Entitled Governance in Family Business, the report was based on a survey of more than 300 family businesses with revenues between £1 million (€1.2 million) and more than £100 million.
It found that succession was their biggest concern. Family firms told Coutts that “it is particularly important to ensure that development plans, including experience, coaching and support mechanisms, are in place for the next generation”.
According to the survey, large firms often expect the next generation to work outside before joining the family business. This appears to be common worldwide – Adi Godrej, chairman of Indian consumer goods firm Godrej Group, and Bob Rich, head of US food company Rich Products, told CampdenFB that family members are encouraged to gain outside experience after their education.
However, the Coutts study suggests that governance is also an important challenge for family businesses. It found that governance structures varied according to the nature of the business, the degree of family involvement and the size of the family.
While family businesses typically had boards of between one and 22 members, larger firms had on average between six and eight members. However, more than 60% of the large firms had no non-executive directors, while only a quarter had at least two.
“Board positions should be awarded based on competence and merit rather than emotion, to ensure that the people who are appointed are the best for the business,” said Juliette Johnson, executive director of Family Business Services at Coutts.
About 30% of large family businesses had a governance agreement or planned to have one, the report also found.
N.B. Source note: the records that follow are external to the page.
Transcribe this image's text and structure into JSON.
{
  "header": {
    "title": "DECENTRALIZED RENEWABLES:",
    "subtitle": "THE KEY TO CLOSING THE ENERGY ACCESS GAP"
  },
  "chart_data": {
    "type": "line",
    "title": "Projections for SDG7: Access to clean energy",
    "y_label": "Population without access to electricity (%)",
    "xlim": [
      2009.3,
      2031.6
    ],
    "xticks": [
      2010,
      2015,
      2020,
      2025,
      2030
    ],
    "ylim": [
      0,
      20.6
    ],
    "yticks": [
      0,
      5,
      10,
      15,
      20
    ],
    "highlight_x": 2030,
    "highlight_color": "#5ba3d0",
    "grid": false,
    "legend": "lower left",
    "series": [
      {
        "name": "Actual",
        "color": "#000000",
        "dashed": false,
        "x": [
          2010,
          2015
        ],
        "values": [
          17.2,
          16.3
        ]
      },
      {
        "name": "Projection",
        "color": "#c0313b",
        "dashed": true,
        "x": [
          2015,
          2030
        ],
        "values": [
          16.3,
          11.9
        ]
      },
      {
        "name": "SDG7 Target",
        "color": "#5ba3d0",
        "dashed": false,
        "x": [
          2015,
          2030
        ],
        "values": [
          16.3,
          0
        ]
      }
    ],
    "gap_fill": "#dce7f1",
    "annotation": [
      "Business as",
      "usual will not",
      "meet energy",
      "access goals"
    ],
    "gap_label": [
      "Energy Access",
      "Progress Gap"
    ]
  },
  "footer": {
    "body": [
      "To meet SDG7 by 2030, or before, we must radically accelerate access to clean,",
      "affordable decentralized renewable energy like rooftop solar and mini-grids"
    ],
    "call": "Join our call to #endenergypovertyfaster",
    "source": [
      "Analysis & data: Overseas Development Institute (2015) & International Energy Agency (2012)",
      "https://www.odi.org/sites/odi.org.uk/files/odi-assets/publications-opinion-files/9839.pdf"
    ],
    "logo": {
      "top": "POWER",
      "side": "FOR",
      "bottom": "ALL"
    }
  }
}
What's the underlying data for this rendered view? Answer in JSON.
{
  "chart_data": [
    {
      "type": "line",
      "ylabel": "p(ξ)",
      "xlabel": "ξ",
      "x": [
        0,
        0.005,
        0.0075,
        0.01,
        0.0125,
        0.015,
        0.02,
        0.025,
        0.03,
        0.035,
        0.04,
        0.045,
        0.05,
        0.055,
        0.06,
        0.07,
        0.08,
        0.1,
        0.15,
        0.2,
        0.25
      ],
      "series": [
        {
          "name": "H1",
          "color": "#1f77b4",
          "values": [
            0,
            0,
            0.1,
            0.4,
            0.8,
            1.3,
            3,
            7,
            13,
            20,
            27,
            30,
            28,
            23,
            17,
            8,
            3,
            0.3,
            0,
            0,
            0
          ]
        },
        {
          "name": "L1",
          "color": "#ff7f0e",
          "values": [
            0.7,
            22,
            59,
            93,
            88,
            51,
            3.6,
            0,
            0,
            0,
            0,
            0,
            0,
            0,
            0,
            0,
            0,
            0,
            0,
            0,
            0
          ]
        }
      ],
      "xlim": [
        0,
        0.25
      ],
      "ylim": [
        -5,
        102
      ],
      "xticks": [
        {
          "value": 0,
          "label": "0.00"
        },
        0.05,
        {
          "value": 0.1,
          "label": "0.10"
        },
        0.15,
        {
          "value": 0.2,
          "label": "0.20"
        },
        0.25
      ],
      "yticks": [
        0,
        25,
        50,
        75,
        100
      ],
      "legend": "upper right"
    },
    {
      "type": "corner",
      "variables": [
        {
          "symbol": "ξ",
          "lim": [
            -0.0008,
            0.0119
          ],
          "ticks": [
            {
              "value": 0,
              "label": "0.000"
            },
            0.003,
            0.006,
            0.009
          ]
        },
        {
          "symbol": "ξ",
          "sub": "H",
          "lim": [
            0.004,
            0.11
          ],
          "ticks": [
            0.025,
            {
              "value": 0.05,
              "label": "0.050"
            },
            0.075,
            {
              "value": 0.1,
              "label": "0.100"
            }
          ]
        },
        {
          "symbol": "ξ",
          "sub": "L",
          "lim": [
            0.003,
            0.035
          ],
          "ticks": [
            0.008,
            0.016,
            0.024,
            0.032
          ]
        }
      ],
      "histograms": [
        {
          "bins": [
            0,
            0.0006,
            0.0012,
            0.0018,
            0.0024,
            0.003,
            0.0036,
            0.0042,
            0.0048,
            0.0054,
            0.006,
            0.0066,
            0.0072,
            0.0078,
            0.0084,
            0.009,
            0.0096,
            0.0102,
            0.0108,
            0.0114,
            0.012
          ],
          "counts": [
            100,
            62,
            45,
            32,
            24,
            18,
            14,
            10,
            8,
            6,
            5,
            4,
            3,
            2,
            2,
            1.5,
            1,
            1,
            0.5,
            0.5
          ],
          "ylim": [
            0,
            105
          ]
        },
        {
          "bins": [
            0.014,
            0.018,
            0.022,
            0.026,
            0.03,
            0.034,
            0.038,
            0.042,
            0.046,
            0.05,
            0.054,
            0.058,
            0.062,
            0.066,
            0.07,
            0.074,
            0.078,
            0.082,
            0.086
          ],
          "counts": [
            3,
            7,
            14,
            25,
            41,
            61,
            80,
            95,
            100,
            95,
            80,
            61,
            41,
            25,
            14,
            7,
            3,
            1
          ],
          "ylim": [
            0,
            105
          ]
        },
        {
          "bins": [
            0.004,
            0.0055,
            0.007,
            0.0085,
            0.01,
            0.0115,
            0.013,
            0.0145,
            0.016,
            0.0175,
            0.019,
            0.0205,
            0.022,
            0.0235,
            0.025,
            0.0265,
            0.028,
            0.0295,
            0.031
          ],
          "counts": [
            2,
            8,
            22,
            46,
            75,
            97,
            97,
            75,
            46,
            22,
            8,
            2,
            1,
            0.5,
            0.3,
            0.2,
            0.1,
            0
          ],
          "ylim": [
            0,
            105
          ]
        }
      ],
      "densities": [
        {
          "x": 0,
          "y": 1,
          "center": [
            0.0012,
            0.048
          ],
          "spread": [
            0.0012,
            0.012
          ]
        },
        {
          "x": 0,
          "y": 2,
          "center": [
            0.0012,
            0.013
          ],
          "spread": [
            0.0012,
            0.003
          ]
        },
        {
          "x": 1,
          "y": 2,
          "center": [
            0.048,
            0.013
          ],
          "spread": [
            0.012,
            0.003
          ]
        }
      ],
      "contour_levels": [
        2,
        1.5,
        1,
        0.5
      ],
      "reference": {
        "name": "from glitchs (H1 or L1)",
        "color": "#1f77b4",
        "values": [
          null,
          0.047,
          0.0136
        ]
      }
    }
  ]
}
The Wates Group, one of the UK’s largest family-owned construction companies, for example, has a number of formal agreements outlining the roles, rights and responsibilities of family and non-family members.
Andrew Wates, former chairman of the group, said in the report that these arrangements have played an important role in the growth of the business. The company also set up a family council to allow future shareholders to be gradually introduced to the business.
More than half of the companies surveyed separated the roles of chief executive and chairman, with the two positions being often held by different generations of the family. According to the report, this helps prevent potential conflicts.
Other challenges faced by family businesses included balancing personal and business relationships, training the next generation to be responsible owners and leaders, choosing between siblings, treating children fairly but not necessarily equally, and recruiting and incentivising non-family members.